Yes, I am at an advantage because of my profession, but that's why I'm writing this blog and why I'm participating in Common Sense Media's School Privacy Zone Summit in Washington, D.C. today. All parents, even those who don't work in the tech industry, need to be asking their schools some important questions about which sites they use, what information about their kids is being collected, and how that information is used, shared, and stored. (Learn more about the summit and what Common Sense Media is doing on the policy front.)
I can appreciate that Internet security may seem too technical for some, but there are several simple checks that any parent can do. A good way to think about it is that the security practices we can easily observe on a website give us some insight to the internal practices that we can't see. Here's what I look for:
- First: Is the site using SSL? SSL stands for Secure Sockets Layer, and it's the baseline of security for any site that's collecting our children’s information. It means our kids are protected against having their information snooped or their accounts hijacked when they use the site. Look at the url bar to see if it says https both at the login page and after logging in. Yes? Good.
- Second: Check the password reset options. If you click the "forgot password" link and the site displays or emails you your existing password, be concerned. This means the site is storing passwords in a readable format, which someone who hacks the site can get and use.

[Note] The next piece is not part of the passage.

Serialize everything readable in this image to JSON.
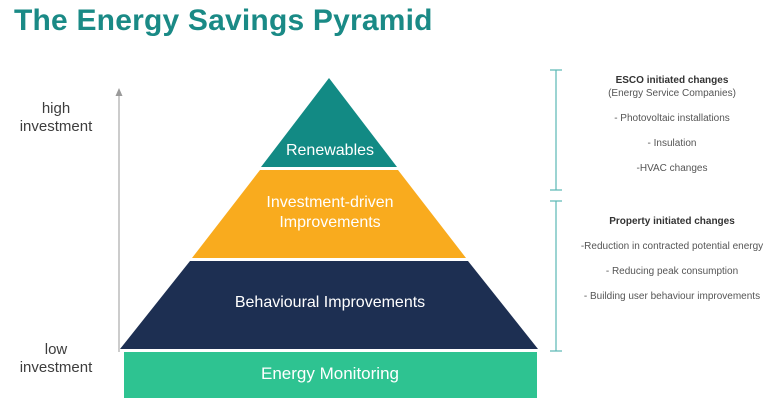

- Third: Are your children using sites that allow them to create their own web pages, create personal profiles, or post messages to teachers and students in their classes? Check the sharing settings. Some services allow these to be shared with everyone on the Internet instead of restricting them to only their teachers and classmates. What seems private may not be. One way to check this is to copy and paste the URL from your child’s browser in to another browser that your child's not logged in to. If you can see it, others probably can too.
I encourage all parents to talk to their schools about the technology they're using. Ask them how they select online services, and how they evaluate the security and privacy of those services. Ask what information is being collected about your child and if it’s necessary. Does that "how-to-type" website really need your child's full name and profile photo?
And, finally, I know it won’t be fun, but read the privacy policies of the sites your school uses. What you should look for is how those sites will use and share the information they collect, and how they will they notify you if their policies change.
Thankfully, there's a growing awareness among parents about the importance of doing what we can to make sure that our kids have all the benefits of technology for their learning, but a right to privacy, too.